Creative producer, publicity director, and artist/talent consultant Noreen Hamid offered three tips.
One was to pay attention and even cater to hometown press. Another was to introduce artists to the media after a show and the third was to play showcases and things like acoustic sets in small or nontraditional venues. For one thing it builds “industry stans,” she said.
“That builds strong connections,” Hamid said.
Larry Wade, founder of Decible Entertainment Group, helped develop Lizzo’s career.
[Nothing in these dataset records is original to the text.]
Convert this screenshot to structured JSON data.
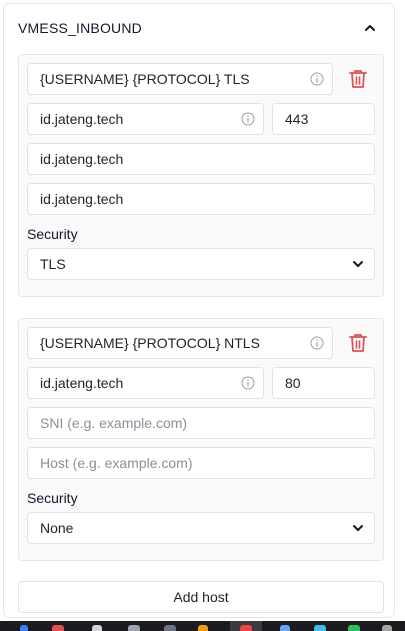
{
  "panel": {
    "title": "VMESS_INBOUND",
    "collapse_icon": "chevron-up-icon"
  },
  "hosts": [
    {
      "remark": "{USERNAME} {PROTOCOL} TLS",
      "address": "id.jateng.tech",
      "port": "443",
      "sni": "id.jateng.tech",
      "host": "id.jateng.tech",
      "security_label": "Security",
      "security_value": "TLS"
    },
    {
      "remark": "{USERNAME} {PROTOCOL} NTLS",
      "address": "id.jateng.tech",
      "port": "80",
      "sni_placeholder": "SNI (e.g. example.com)",
      "host_placeholder": "Host (e.g. example.com)",
      "security_label": "Security",
      "security_value": "None"
    }
  ],
  "add_host_label": "Add host",
  "colors": {
    "delete_red": "#e05252",
    "border": "#dfe2e6",
    "card_bg": "#fafafa"
  }
}
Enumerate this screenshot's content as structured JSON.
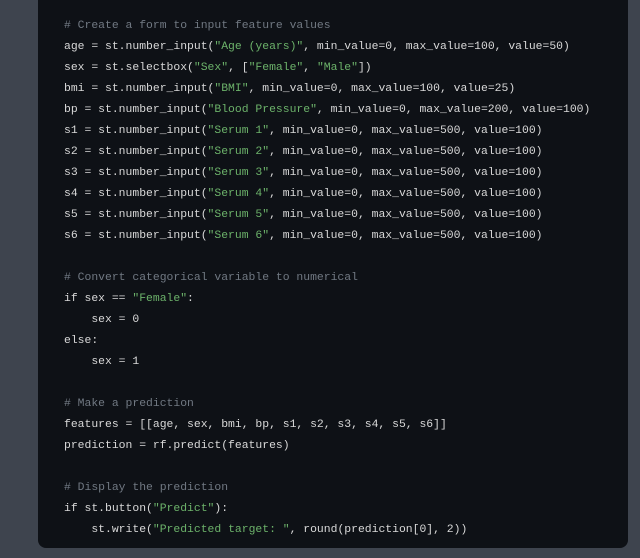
{
  "code": {
    "c1": "# Create a form to input feature values",
    "l_age_a": "age = st.number_input(",
    "s_age": "\"Age (years)\"",
    "l_age_b": ", min_value=0, max_value=100, value=50)",
    "l_sex_a": "sex = st.selectbox(",
    "s_sex_label": "\"Sex\"",
    "l_sex_mid": ", [",
    "s_sex_f": "\"Female\"",
    "l_sex_comma": ", ",
    "s_sex_m": "\"Male\"",
    "l_sex_b": "])",
    "l_bmi_a": "bmi = st.number_input(",
    "s_bmi": "\"BMI\"",
    "l_bmi_b": ", min_value=0, max_value=100, value=25)",
    "l_bp_a": "bp = st.number_input(",
    "s_bp": "\"Blood Pressure\"",
    "l_bp_b": ", min_value=0, max_value=200, value=100)",
    "l_s1_a": "s1 = st.number_input(",
    "s_s1": "\"Serum 1\"",
    "l_s1_b": ", min_value=0, max_value=500, value=100)",
    "l_s2_a": "s2 = st.number_input(",
    "s_s2": "\"Serum 2\"",
    "l_s2_b": ", min_value=0, max_value=500, value=100)",
    "l_s3_a": "s3 = st.number_input(",
    "s_s3": "\"Serum 3\"",
    "l_s3_b": ", min_value=0, max_value=500, value=100)",
    "l_s4_a": "s4 = st.number_input(",
    "s_s4": "\"Serum 4\"",
    "l_s4_b": ", min_value=0, max_value=500, value=100)",
    "l_s5_a": "s5 = st.number_input(",
    "s_s5": "\"Serum 5\"",
    "l_s5_b": ", min_value=0, max_value=500, value=100)",
    "l_s6_a": "s6 = st.number_input(",
    "s_s6": "\"Serum 6\"",
    "l_s6_b": ", min_value=0, max_value=500, value=100)",
    "c2": "# Convert categorical variable to numerical",
    "if_a": "if sex == ",
    "s_female": "\"Female\"",
    "if_b": ":",
    "sex0": "    sex = 0",
    "else": "else:",
    "sex1": "    sex = 1",
    "c3": "# Make a prediction",
    "feat": "features = [[age, sex, bmi, bp, s1, s2, s3, s4, s5, s6]]",
    "pred": "prediction = rf.predict(features)",
    "c4": "# Display the prediction",
    "btn_a": "if st.button(",
    "s_predict": "\"Predict\"",
    "btn_b": "):",
    "wr_a": "    st.write(",
    "s_out": "\"Predicted target: \"",
    "wr_b": ", round(prediction[0], 2))"
  }
}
He said he first heard her in 2015 , open for Sleater-Kinney of all things, and was impressed with how the audience reacted to her.
Now she is a sensation, he said.
“Her show is pretty much the same, just bigger and badder,” Wade said.
Amit Dodani, the co-founder and CEO of KOGO, an artist community and creative incubator for under-represented talent, said bands should focus on their local or regional market first.
“There are three million people in the San Fernando Valley,” he said of the massive area of Los Angeles that lies past the Hollywood Hills. That’s more than Chicago.”
Cathleen Cher, who has founded several companies, including a creative management and agency, is head of live at Jaded, suggested young artists find peer mentors who can offer sympathetic advice based on similar experiences.
The panel was followed by a Q&A with Este Haim, bassist of her band of sisters of Haim fame.
In sometimes irreverent detail, Haim detailed turning down record deals, because she and her sisters were savvy enough to know a bad deal when they saw one. How did they know what a bad deal looked like?
They spent a lot of time doing research, she said, that consisted primarily of watching “Behind the Music.”